La década de los 70 supuso un período tumultuoso y visceral en los Estados Unidos. La Guerra de Vietnam se convirtió en la semilla germinal que con sus casi 60.000 víctimas y 300.000 heridos quebró el alma y la coraza invicta de una nación cuya autoestima no se recuperaría del golpe tan fácilmente. En 1972, el escándalo Watergate, que propició la dimisión del hasta entonces 37º presidente de la nación, Richard Nixon, no hizo sino aumentar el desasosiego, la desconfianza, y envolvió el país en un halo de vergüenza y el pesimismo. El decenio maldito americano no terminaba aquí, ya que al embargo de petróleo perpetrado por los países árabes en 1973 se unió el accidente nuclear en la central de Three Mile Island (Pensilvania) el 28 de marzo de 1979, considerado actualmente como el tercer desastre nuclear más grave de la historia. A finales de ese año, 66 norteamericanos fueron apresados como rehenes en la embajada estadounidense en Teherán tras un llamamiento del ayatolá Jomeini al levantamiento de su pueblo contra el opresor americano. Los rehenes fueron liberados 444 días más tarde, tras los caóticos intentos de rescate que indirectamente acabaron con las opciones de reelección de Jimmy Carter. Los años 70 finalizaban de forma dramática para la nación más poderosa del mundo, tocada en su línea de flotación, sufriendo una alta tasa de paro, de inflación y los efectos colaterales del conflicto iraní, que derivó en una crisis energética de grandes dimensiones. Pero todo podía ir aún peor. El 24 de diciembre de 1979, la Unión Soviética invadió Afganistán. La Guerra Fría reaparecía en la escena internacional.

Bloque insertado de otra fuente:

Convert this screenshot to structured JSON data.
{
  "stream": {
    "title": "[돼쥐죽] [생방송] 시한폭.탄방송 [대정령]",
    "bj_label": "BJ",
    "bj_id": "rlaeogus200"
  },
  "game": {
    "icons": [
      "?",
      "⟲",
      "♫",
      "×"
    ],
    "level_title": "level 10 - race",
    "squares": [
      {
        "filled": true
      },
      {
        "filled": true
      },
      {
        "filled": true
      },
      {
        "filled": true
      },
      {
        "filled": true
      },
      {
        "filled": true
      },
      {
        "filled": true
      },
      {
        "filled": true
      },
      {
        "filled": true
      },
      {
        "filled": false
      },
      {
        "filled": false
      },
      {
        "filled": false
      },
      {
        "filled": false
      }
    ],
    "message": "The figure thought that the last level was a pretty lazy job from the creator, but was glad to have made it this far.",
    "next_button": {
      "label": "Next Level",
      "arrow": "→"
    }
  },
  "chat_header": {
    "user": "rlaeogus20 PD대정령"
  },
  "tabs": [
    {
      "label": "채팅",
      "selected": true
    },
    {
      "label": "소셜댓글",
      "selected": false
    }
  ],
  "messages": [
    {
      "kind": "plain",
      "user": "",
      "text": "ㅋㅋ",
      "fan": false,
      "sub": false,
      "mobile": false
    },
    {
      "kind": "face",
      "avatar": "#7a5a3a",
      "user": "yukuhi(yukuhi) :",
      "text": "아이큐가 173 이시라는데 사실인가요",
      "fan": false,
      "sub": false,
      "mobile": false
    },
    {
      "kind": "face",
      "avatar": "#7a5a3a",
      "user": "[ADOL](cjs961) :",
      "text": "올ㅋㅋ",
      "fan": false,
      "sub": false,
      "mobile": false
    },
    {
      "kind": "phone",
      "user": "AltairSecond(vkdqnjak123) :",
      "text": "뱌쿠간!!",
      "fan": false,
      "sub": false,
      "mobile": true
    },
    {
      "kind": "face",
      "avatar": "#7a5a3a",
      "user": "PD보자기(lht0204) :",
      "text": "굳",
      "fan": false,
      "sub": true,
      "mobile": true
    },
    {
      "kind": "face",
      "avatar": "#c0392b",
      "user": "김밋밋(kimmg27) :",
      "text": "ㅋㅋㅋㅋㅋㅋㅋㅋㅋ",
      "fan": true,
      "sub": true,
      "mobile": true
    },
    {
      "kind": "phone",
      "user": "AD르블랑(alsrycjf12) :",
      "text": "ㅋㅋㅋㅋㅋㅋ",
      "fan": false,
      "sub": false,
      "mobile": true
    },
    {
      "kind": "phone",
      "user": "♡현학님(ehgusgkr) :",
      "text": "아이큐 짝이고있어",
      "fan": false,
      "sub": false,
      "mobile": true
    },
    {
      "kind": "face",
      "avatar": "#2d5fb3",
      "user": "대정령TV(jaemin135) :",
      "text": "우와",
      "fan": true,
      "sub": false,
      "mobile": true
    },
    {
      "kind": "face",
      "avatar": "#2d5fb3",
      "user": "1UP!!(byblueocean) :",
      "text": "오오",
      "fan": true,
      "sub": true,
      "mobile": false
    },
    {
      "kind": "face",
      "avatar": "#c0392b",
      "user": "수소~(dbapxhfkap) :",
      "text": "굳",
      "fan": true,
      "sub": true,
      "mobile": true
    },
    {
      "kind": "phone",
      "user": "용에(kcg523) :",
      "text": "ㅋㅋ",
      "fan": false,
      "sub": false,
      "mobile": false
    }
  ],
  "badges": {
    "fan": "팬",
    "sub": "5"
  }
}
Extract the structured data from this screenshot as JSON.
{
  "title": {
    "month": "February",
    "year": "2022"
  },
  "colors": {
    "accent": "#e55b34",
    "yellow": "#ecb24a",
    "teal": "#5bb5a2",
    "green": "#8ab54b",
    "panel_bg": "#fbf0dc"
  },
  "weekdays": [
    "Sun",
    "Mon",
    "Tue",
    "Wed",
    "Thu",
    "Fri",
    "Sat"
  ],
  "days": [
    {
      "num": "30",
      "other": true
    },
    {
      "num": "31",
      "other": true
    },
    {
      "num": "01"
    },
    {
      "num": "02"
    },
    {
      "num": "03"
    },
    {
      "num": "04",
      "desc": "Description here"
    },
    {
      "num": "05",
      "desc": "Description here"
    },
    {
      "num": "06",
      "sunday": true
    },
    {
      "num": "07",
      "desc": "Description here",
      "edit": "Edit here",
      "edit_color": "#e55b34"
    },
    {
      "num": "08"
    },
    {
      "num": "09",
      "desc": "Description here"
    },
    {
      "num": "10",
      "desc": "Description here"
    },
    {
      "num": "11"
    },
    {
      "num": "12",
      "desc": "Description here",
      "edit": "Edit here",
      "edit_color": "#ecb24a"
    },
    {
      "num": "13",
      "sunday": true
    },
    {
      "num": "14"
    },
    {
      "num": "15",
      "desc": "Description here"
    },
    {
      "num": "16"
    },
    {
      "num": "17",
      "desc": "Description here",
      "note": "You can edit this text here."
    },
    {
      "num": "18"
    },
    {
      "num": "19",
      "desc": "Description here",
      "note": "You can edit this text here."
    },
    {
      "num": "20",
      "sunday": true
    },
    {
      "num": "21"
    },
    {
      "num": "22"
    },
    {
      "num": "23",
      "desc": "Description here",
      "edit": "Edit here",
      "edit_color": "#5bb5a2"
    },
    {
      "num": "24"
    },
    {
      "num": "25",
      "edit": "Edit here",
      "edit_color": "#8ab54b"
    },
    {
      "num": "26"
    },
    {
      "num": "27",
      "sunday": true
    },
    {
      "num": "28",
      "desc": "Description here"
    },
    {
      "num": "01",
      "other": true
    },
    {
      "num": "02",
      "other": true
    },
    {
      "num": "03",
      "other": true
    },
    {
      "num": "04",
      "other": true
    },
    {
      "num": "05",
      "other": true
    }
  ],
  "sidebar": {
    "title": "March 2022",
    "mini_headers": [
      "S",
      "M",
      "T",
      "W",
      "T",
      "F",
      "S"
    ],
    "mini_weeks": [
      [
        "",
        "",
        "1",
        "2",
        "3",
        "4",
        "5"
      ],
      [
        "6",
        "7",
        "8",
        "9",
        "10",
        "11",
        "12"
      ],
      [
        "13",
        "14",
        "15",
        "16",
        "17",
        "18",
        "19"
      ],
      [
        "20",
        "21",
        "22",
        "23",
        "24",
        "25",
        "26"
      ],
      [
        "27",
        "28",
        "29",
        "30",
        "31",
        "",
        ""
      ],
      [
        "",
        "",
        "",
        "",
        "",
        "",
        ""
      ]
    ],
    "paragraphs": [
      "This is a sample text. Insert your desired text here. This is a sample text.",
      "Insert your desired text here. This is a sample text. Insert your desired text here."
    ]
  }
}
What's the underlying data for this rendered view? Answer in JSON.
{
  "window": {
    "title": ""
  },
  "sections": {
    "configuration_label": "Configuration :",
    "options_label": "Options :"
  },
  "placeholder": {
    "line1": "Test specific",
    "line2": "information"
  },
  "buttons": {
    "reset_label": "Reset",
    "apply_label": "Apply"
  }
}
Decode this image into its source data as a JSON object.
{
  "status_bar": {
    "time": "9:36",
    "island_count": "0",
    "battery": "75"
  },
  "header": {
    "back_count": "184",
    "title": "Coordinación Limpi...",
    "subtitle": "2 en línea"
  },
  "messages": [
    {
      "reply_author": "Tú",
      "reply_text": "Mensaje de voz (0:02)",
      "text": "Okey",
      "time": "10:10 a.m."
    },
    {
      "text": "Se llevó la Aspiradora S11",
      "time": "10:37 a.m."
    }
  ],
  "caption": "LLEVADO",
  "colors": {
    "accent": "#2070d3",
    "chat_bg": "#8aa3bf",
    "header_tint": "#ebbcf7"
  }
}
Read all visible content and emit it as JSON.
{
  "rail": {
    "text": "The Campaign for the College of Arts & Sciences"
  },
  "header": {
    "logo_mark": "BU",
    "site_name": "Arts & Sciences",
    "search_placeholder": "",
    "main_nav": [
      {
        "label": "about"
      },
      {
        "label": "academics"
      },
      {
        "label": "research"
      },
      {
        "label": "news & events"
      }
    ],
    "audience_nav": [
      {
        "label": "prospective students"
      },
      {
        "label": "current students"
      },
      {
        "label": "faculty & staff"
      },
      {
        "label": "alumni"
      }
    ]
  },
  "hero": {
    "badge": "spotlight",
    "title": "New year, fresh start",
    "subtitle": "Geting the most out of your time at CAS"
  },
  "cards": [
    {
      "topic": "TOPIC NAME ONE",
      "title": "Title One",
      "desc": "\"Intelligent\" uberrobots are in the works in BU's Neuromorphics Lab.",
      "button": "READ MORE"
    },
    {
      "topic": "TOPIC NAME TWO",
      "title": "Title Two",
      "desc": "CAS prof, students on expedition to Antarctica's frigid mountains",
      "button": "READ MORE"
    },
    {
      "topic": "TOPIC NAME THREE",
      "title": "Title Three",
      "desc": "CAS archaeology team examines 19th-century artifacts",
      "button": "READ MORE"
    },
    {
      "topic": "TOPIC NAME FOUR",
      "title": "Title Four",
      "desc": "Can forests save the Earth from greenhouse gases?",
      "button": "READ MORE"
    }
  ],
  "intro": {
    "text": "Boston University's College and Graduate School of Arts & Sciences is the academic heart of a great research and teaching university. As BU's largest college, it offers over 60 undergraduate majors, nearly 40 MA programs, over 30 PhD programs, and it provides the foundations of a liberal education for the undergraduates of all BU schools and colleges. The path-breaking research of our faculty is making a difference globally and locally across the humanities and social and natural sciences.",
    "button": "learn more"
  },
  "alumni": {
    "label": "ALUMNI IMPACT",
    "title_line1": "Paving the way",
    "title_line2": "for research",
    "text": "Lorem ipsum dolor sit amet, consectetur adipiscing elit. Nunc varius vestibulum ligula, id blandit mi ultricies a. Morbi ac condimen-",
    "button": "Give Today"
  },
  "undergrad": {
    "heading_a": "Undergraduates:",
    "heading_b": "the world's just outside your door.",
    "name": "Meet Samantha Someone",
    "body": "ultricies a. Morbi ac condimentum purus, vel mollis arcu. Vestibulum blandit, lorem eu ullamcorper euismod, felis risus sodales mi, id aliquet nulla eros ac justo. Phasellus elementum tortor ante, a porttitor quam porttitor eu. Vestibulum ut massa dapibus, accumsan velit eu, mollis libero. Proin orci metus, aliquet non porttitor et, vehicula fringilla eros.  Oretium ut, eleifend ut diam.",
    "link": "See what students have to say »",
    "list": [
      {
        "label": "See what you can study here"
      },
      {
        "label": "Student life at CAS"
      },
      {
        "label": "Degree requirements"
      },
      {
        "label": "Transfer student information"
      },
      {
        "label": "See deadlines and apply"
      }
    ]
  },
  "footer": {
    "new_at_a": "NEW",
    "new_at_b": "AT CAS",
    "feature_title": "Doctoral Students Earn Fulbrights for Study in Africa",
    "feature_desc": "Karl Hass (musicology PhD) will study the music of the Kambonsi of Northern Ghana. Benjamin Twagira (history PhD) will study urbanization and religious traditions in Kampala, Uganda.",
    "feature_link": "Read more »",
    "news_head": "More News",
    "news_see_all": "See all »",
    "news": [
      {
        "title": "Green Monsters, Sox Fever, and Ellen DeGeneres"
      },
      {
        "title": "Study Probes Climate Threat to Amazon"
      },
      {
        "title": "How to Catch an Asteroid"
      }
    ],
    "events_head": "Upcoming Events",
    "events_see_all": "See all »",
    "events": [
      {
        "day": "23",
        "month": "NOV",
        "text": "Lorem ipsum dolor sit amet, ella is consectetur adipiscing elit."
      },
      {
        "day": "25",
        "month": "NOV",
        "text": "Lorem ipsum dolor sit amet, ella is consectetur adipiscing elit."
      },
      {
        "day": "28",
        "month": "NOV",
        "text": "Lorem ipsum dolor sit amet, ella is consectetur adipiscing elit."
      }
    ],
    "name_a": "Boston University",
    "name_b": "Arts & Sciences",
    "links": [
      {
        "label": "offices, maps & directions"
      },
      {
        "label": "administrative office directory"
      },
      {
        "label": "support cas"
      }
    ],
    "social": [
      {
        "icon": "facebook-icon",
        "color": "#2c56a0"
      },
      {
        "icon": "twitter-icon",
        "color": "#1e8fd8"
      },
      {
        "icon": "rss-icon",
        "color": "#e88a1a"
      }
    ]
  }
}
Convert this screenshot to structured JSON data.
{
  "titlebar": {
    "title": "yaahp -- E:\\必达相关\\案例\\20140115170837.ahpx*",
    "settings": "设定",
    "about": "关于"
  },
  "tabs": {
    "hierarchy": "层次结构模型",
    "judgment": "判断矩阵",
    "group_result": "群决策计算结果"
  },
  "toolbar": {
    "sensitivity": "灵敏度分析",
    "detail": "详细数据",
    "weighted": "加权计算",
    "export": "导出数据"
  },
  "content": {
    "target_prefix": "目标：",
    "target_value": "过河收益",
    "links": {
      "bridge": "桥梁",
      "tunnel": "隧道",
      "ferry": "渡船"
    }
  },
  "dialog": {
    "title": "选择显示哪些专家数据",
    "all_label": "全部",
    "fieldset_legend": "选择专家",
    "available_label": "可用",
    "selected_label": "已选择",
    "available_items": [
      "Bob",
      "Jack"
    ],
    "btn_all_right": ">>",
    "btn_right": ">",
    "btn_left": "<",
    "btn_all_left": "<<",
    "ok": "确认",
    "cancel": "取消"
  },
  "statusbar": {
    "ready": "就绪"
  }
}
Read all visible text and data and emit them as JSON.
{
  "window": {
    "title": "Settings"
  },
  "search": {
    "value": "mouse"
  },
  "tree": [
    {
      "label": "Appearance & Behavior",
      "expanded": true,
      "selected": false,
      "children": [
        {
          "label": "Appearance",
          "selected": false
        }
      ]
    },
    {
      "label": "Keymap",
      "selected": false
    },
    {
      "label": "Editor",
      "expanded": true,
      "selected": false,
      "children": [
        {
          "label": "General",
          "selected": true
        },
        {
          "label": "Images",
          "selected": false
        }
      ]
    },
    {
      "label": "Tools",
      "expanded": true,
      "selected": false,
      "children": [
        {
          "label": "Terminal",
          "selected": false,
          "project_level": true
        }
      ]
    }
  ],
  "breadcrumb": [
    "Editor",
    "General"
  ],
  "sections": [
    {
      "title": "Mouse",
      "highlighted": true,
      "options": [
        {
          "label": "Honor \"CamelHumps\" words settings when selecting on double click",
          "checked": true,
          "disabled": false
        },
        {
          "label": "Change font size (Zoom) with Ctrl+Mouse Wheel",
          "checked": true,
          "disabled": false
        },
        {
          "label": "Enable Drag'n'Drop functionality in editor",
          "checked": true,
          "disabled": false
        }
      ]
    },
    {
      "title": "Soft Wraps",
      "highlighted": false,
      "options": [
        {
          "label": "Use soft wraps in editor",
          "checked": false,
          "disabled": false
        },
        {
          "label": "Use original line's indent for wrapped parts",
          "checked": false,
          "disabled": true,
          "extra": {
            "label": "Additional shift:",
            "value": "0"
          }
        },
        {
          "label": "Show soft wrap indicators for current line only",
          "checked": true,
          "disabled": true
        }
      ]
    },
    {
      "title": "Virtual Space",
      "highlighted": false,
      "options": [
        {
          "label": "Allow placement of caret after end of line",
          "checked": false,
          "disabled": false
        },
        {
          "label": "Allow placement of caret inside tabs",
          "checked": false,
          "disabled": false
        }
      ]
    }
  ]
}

La invasión soviética hizo tambalearse los cimientos de los Juegos Olímpicos de invierno que estaban a punto de celebrarse. Surgió la amenaza de boicot, que finalmente no acontecería, todo lo contrario que en los Juegos Olímpicos de verano, que tendrían lugar precisamente en Moscú, donde 65 países no acudieron a la cita a modo de protesta. Finalmente, el 13 de febrero de 1980, se inauguraron los Juegos en Lake Placid. Eric Heiden, patinador estadounidense, consiguió 5 medallas de oro y hubiera sido el triunfador absoluto de no ser por esos 20 chavales que, de una forma u otra, devolvieron la esperanza y revitalizaron a una nación hasta ese día escéptica e incrédula.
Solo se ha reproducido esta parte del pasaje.